Favorite Quote:  "I was just a human-shaped supply of erudition and random bits of data that kept the paintings from falling off the walls."

My favorite part of this book is the wonderful title and cover. In fact, that was my primary reason for requesting this book. Beyond that, I am not entirely sure what to make of the story.

The book is marketed as a mystery centered around an ancient map and set in a New York museum. The setting and premise are intriguing; this was my my other reason for requesting the book. A historic museum, a missing person, and a ancient map provide the perfect set up for mystery and adventure. Unfortunately, the mystery does not really go anywhere. I am left at the end wondering what the point was. I persevere through the entire book hoping for an epiphany or a resolution but one really does not come. Having read the entire thing, I am not sure I could exactly describe the characters or what the story was really about.
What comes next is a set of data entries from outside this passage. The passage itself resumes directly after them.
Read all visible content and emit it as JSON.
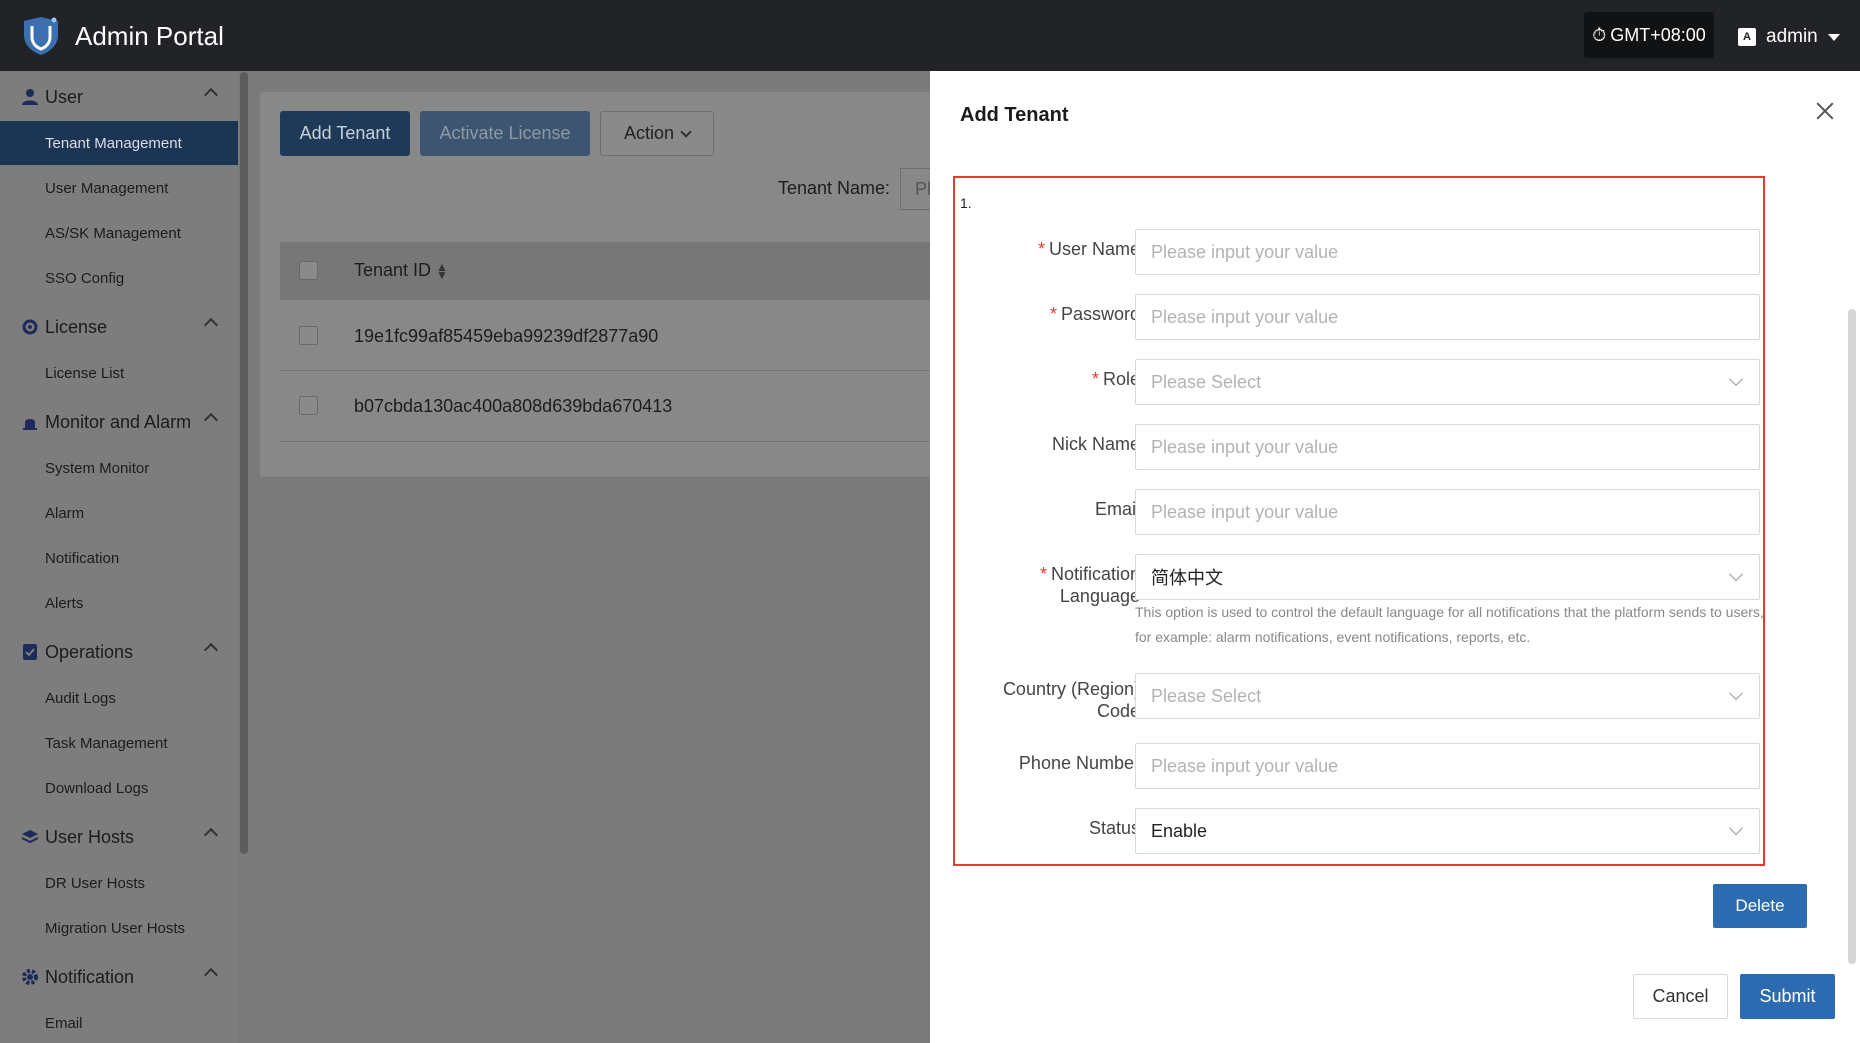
{
  "header": {
    "app_title": "Admin Portal",
    "timezone": "GMT+08:00",
    "user": "admin"
  },
  "sidebar": {
    "groups": [
      {
        "label": "User",
        "icon": "user-icon",
        "items": [
          "Tenant Management",
          "User Management",
          "AS/SK Management",
          "SSO Config"
        ]
      },
      {
        "label": "License",
        "icon": "license-icon",
        "items": [
          "License List"
        ]
      },
      {
        "label": "Monitor and Alarm",
        "icon": "alarm-icon",
        "items": [
          "System Monitor",
          "Alarm",
          "Notification",
          "Alerts"
        ]
      },
      {
        "label": "Operations",
        "icon": "operations-icon",
        "items": [
          "Audit Logs",
          "Task Management",
          "Download Logs"
        ]
      },
      {
        "label": "User Hosts",
        "icon": "layers-icon",
        "items": [
          "DR User Hosts",
          "Migration User Hosts"
        ]
      },
      {
        "label": "Notification",
        "icon": "gear-icon",
        "items": [
          "Email"
        ]
      }
    ],
    "active_item": "Tenant Management"
  },
  "toolbar": {
    "add_tenant": "Add Tenant",
    "activate_license": "Activate License",
    "action": "Action"
  },
  "filter": {
    "tenant_name_label": "Tenant Name:",
    "tenant_name_placeholder": "Pl"
  },
  "table": {
    "columns": [
      "Tenant ID"
    ],
    "rows": [
      {
        "tenant_id": "19e1fc99af85459eba99239df2877a90"
      },
      {
        "tenant_id": "b07cbda130ac400a808d639bda670413"
      }
    ]
  },
  "drawer": {
    "title": "Add Tenant",
    "form_index": "1.",
    "fields": {
      "user_name": {
        "label": "User Name",
        "required": true,
        "placeholder": "Please input your value"
      },
      "password": {
        "label": "Password",
        "required": true,
        "placeholder": "Please input your value"
      },
      "role": {
        "label": "Role",
        "required": true,
        "placeholder": "Please Select"
      },
      "nick_name": {
        "label": "Nick Name",
        "required": false,
        "placeholder": "Please input your value"
      },
      "email": {
        "label": "Email",
        "required": false,
        "placeholder": "Please input your value"
      },
      "notification_language": {
        "label_line1": "Notification",
        "label_line2": "Language",
        "required": true,
        "value": "简体中文",
        "hint_line1": "This option is used to control the default language for all notifications that the platform sends to users,",
        "hint_line2": "for example: alarm notifications, event notifications, reports, etc."
      },
      "country_code": {
        "label_line1": "Country (Region)",
        "label_line2": "Code",
        "required": false,
        "placeholder": "Please Select"
      },
      "phone_number": {
        "label": "Phone Number",
        "required": false,
        "placeholder": "Please input your value"
      },
      "status": {
        "label": "Status",
        "required": false,
        "value": "Enable"
      }
    },
    "delete_label": "Delete",
    "cancel_label": "Cancel",
    "submit_label": "Submit"
  },
  "colors": {
    "primary": "#2d6bb0",
    "required": "#e53935",
    "topbar": "#222326"
  }
}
In the middle of this "adventure" is the personal story of the main character Stella Krakus. She has a soon to be ex-husband who antagonizes her. She has a mother who is an icon in her own right and Stella does not measure up. She has a boss who has his own agenda. Overall, Stella, or at least her life, is cracking up. Unfortunately, for all her misfortunes, Stella's character as the narrator falls prey to the tone of the book. She becomes a relatively annoying heroine.

At the root of this sadly is the language and narrative style of this book. I am a lover of words and language, but I am also a believer that you choose your words to suit your message. In this book, for me, the writing and the language gets in the way of the story. Big words and complex language seems to be used not for the story but rather for the sake of language itself. The writing style and word choice gives the entire book a pretentious feel and leaves me as a reader disengaged from the story.

For example, the main character describes her condition as follows:  "This, to be honest, made me feel like a microbe that was living under the shoe of a cockroach that was living under the sink of two of the most doltish frat boys you'd ever want to meet on a Billyburg corner at midnight midvape who'd just moved in together to explore heir dreams of becoming middle managers." What? I think that translates simply to the fact that she feels undervalued in her job. Yes? No? Maybe? Who knows.

What compounds this feeling is the fact that almost the entire book is a first person narration with very little dialogue or interaction to break up the style of storytelling. Another example towards the very beginning of the book:  "I have modes of being that are less than elegant ... On this particular morning, I assumed the demeanor of a roach on its way back to its nest through a lighted kitchen." What is with the roach motif? Very little in the book breaks up this narrative style, ultimately leading to a disappointing reading experience.